Monsieur Douaille for the first time stretched out his hand and drank some of the wine which stood by his side. His cheeks were very pale. He had the appearance of a man tortured by conflicting thoughts.
"I should like to ask you, Selingman," he said, "whether you have made any definite plans for your conflict with the British Navy? I admit that the days of England's unique greatness are over. She may not be in a position to-day, as she has been in former years, to fight the world. At the same time, her one indomitable power is still, whatever people may say or think, her navy. Only last month the Cabinet of my country were considering reports from their secret agents and placing them side by side with known facts, as to the relative strength of your navy and the navy of Great Britain. On paper it would seem that a German success was impossible."
Selingman smiled—the convincing smile of a man who sees further than most men.
"Not under the terms I should propose to you, Monsieur Douaille," he declared. "Remember that we should hold Calais, and we should be assured at least of the amiable neutrality of your fleet. We have spoken of matters so intimate that I do not know whether in this absolute privacy I should not be justified in going further and disclosing to you our whole scheme for an attack upon the English Navy. It would need only an expression of your sympathy with those views which we have discussed, to induce me to do so."
Monsieur Douaille hesitated for several moments before he replied.
"I am a citizen of France," he said, "an envoy without powers to treat. My own province is to listen."
"But your personal sympathies?" Selingman persisted.
"I have sometimes thought," Monsieur Douaille confessed, "that the present grouping of European Powers must gradually change. If your country, for instance," he added, turning to Mr. Grex, "indeed embraces the proposals of Herr Selingman, France must of necessity be driven to reconsider her position towards England. The Anglo-Saxon race may have to battle then for her very existence. Yet it is always to be remembered that in the background are the United States of America, possessing resources and wealth greater than any other country in the universe."

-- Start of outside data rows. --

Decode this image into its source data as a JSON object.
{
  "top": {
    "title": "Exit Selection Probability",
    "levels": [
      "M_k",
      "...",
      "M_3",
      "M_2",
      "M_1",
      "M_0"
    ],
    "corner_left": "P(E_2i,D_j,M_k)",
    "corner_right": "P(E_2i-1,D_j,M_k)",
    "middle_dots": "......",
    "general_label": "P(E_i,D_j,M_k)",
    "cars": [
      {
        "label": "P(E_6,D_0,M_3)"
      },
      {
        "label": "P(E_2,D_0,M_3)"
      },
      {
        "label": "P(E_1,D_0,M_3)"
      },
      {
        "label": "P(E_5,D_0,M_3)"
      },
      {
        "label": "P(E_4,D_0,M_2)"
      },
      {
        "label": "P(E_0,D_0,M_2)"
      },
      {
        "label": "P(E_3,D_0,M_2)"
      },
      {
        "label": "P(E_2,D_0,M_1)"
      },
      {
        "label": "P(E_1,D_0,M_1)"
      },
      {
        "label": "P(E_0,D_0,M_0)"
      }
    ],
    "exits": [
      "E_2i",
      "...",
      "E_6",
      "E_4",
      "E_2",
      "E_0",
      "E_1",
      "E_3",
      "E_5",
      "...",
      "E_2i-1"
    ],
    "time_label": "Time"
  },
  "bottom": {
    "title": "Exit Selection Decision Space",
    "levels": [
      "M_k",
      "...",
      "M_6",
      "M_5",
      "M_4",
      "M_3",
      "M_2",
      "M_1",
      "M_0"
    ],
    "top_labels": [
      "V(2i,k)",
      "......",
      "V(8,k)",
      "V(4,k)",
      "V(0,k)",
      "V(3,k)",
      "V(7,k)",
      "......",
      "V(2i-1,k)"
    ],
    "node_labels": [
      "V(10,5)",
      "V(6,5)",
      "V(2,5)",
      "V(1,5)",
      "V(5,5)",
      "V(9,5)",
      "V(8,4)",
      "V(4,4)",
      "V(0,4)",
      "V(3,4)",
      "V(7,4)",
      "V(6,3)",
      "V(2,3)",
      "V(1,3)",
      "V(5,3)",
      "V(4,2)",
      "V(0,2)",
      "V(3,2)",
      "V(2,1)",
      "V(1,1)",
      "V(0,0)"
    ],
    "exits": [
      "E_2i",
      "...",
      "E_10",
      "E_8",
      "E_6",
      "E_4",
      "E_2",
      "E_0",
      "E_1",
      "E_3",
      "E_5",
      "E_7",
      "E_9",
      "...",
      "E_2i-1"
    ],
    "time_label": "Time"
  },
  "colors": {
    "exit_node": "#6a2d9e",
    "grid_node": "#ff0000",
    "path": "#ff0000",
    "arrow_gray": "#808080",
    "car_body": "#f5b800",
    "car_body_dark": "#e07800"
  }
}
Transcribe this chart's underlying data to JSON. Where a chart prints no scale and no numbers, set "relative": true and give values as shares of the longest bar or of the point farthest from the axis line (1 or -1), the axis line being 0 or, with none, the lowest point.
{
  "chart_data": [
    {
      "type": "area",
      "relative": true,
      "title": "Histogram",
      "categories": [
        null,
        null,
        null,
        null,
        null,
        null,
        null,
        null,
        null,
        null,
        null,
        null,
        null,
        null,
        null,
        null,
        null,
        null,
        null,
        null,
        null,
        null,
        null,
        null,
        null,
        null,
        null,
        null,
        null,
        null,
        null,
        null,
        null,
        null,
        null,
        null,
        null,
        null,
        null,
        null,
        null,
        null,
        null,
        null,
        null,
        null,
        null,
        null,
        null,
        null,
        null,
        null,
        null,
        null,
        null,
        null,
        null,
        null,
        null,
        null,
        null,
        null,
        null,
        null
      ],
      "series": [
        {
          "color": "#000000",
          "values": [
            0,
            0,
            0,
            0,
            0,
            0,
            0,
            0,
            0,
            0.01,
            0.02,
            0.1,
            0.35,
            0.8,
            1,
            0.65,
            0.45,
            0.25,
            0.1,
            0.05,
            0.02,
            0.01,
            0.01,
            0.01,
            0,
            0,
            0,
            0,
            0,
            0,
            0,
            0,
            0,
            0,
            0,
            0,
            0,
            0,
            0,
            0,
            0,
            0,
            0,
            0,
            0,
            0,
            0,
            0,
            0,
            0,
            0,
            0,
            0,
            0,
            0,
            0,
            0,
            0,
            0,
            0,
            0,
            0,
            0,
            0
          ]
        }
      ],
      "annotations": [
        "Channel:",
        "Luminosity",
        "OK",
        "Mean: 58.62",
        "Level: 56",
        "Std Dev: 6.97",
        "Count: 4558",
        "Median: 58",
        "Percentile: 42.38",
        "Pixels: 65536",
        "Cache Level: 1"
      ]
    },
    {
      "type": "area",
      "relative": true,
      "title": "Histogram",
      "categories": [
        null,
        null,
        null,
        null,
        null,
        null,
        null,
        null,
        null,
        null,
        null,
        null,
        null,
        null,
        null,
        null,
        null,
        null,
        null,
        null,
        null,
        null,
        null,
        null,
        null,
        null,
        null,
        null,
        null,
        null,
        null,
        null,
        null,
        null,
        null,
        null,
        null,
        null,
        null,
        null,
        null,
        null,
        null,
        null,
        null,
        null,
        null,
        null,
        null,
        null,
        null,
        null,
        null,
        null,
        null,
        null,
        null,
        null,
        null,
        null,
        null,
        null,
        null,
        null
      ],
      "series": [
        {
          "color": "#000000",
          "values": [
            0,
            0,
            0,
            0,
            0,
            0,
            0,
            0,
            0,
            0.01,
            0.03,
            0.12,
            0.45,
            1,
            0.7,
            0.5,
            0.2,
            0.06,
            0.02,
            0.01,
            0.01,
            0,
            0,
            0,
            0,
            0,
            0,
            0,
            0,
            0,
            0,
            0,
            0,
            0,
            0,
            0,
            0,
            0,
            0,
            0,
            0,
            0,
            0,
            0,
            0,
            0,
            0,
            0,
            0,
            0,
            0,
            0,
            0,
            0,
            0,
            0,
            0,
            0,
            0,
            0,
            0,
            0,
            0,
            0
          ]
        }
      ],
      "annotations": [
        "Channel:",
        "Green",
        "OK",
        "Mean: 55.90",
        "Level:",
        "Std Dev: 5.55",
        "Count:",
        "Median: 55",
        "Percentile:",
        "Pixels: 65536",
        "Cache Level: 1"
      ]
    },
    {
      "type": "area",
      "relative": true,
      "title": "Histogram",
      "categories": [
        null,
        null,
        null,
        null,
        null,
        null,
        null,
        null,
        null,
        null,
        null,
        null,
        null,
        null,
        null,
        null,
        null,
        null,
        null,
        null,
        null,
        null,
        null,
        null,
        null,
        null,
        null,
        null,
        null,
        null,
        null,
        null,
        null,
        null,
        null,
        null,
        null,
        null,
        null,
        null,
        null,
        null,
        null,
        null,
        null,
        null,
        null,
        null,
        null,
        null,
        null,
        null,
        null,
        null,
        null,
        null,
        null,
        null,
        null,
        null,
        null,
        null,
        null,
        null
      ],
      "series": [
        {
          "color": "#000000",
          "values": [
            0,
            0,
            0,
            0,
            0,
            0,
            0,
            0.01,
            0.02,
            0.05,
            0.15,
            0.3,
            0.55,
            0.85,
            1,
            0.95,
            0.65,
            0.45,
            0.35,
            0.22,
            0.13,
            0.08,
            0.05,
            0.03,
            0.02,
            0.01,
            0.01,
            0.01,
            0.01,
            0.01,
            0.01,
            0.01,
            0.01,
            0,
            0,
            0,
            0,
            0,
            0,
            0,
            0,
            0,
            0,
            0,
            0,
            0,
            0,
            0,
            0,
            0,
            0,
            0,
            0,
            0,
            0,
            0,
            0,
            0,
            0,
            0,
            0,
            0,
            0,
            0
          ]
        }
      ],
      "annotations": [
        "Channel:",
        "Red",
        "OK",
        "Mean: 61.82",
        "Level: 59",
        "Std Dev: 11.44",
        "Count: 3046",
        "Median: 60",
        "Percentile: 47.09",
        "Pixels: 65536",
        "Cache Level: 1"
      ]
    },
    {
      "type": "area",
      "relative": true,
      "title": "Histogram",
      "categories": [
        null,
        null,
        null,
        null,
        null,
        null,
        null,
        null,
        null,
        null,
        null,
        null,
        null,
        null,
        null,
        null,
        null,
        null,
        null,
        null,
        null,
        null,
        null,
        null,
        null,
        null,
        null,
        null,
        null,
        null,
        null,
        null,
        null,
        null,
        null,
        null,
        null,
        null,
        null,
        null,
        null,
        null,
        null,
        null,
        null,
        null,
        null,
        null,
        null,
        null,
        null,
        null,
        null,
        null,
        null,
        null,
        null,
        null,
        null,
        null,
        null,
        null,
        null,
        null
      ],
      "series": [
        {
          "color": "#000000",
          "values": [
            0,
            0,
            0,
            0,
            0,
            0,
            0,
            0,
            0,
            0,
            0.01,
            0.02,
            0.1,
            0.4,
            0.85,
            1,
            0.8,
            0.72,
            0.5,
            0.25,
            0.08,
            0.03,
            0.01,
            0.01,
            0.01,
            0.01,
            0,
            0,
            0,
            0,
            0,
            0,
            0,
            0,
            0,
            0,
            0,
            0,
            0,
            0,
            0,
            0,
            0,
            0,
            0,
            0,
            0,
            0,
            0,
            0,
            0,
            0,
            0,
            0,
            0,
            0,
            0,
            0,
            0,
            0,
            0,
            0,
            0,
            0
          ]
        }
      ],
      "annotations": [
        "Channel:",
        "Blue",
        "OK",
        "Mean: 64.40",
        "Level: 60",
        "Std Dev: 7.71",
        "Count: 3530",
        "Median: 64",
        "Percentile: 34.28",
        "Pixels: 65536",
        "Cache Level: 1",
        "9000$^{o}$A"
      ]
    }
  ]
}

"And it must also be remembered," Selingman proclaimed, in a tone of ponderous conviction, "that she possesses no adequate means of guarding them, that she is not a military nation, that she has not the strength to enforce the carrying out of the Monroe Doctrine. Things were all very well for her before the days of wireless telegraphy, of aeroplanes and airships, of super-dreadnoughts, and cruisers with the speed of express trains. She was too far away to be concerned in European turmoils. To-day science is annihilating distance. America, leaving out of account altogether her military impotence, would need a fleet three times her present strength to enforce the Monroe Doctrine for the remainder—not of this century but of this decade."
Then the bombshell fell. A strange voice suddenly intervened, a voice whose American accent seemed more marked than usual. The four men turned their heads. Selingman sprang to his feet. Mr. Grex's face was marble in its whiteness. Monsieur Douaille, with a nervous sweep of his right arm, sent his glass crashing to the floor. They all looked in the same direction, up to the little music gallery. Leaning over in a careless attitude, with his arms folded upon the rail, was Richard Lane.